Why my expression for coupon collector is giving wrong output

Question

   y=n*log(n)+0.50*n+0.50;

This is my expression but it is giving 36.32 for n=12 while it has to give 37.24/

edit:This is the problem https://en.wikipedia.org/wiki/Coupon_collector's_problem

Answer 1

Hint: The formula is $E(T)=n\cdot log(n)+\gamma\cdot n+0.50+o(1)$, when $n \to \infty$

$\gamma\approx 0.577215664$ is the Euler–Mascheroni constant.

If you use the constant for your calculations, then you will get your desired result.

Answer 2

From Wikipedia, the exact expectation value for the coupon collector's problem is $$ n \cdot H_n, $$ where $$ H_n = \left( 1 + \frac{1}{2} + \frac{1}{3} + \frac{1}{4} + \dots + \frac{1}{n} \right) $$ is the $n$-th harmonic number.

For your problem, you have $n = 12$. So simply compute $$ 12 \cdot \left( 1 + \frac{1}{2} + \frac{1}{3} + \frac{1}{4} + \dots + \frac{1}{12} \right). $$ This gives the answer you're looking for.

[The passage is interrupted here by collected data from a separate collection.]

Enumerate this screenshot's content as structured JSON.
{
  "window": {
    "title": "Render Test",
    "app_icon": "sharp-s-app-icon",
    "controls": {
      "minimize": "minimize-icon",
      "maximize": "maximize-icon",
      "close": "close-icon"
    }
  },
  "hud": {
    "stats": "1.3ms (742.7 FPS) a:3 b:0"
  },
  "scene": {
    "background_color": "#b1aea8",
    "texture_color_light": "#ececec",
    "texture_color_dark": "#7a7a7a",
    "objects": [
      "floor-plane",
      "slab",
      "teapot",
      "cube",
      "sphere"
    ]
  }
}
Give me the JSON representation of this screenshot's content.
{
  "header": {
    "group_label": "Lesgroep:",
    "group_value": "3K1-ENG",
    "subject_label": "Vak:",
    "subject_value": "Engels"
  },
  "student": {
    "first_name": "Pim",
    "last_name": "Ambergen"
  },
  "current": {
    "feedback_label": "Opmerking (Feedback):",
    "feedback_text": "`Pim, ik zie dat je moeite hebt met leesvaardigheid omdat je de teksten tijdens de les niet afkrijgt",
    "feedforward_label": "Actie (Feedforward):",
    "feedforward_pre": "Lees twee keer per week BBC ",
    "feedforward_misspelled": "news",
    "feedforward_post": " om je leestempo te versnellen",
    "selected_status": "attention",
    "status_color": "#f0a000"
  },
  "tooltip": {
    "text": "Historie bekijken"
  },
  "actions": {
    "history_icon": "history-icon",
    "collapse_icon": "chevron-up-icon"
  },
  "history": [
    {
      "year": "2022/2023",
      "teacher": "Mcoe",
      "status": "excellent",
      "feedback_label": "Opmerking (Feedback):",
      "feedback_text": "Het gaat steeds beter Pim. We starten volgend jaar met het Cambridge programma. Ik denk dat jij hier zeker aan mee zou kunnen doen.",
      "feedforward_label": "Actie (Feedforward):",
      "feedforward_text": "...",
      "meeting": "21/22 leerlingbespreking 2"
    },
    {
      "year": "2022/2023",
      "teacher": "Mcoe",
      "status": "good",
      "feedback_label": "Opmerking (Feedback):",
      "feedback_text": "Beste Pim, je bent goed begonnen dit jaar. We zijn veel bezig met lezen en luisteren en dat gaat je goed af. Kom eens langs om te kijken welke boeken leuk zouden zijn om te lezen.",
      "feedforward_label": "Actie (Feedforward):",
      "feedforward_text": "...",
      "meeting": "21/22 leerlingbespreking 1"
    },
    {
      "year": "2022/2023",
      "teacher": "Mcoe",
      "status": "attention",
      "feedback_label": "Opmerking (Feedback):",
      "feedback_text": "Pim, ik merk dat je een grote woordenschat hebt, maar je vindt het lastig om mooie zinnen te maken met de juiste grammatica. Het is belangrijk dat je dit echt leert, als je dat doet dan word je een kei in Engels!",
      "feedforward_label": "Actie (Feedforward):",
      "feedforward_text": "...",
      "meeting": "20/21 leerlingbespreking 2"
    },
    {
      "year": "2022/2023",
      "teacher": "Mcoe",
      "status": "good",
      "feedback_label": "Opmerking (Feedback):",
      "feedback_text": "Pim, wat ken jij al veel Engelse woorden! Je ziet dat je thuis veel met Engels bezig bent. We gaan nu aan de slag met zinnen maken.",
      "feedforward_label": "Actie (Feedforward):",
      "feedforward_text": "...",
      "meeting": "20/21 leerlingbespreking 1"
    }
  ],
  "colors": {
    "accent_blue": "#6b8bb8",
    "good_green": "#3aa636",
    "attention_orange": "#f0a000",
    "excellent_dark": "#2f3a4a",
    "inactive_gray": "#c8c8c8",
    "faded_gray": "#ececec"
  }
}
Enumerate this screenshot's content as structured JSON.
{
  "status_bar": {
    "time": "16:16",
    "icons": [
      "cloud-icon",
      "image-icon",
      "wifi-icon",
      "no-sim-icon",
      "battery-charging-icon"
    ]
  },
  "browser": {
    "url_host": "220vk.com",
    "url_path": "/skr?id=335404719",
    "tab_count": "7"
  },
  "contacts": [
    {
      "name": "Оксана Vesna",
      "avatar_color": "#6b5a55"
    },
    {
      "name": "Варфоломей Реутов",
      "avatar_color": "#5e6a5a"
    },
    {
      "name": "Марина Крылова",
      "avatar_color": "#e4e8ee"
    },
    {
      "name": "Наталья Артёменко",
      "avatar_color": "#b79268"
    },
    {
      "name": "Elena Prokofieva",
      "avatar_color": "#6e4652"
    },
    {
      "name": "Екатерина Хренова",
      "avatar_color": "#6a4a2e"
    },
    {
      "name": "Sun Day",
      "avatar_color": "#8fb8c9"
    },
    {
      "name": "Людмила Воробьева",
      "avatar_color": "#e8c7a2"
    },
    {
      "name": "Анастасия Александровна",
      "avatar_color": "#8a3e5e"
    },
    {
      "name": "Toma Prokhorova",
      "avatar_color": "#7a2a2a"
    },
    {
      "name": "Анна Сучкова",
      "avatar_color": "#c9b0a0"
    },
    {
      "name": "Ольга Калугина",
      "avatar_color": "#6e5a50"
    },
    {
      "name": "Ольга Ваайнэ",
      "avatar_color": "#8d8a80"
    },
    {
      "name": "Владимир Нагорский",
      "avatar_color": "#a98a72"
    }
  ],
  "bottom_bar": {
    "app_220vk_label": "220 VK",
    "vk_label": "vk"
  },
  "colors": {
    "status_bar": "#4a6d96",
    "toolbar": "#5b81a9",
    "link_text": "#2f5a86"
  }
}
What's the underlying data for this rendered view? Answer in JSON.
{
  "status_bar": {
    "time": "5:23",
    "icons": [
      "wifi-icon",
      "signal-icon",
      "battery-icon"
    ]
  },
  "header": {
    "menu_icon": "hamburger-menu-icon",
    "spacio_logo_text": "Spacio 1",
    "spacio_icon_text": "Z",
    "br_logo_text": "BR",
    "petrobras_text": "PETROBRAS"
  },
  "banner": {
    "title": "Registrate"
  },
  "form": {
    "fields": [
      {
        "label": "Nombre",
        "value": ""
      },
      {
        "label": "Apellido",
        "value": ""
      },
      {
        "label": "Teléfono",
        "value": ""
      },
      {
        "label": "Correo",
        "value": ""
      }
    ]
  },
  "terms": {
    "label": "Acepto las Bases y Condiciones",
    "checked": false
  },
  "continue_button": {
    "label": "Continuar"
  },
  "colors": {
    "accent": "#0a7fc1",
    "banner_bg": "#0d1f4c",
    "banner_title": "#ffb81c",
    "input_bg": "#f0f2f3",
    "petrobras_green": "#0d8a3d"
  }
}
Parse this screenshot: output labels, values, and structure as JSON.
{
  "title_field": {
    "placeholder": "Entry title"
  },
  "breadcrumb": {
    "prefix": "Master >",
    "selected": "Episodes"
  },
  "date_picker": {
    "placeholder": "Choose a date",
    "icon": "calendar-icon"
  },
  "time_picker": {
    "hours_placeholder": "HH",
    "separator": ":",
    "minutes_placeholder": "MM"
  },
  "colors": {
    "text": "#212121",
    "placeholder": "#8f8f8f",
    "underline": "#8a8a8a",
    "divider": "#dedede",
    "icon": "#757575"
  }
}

When $n$ is large, the harmonic number $H_n$ (the big sum) can be approximated as $$ H_n \approx \log(n) + \gamma + \frac{1}{2n} + (\text{additional terms that are too small to matter}), $$ where $\gamma \approx 0.577215664$ is the Euler-Mascheroni constant. Plugging in this approximation, the expected value for the coupon collector's problem is $$ n \log(n) + \gamma n + \frac{1}{2}. $$ This is the equation you had (but with the correct $\gamma$). It also gives the answer you're looking for.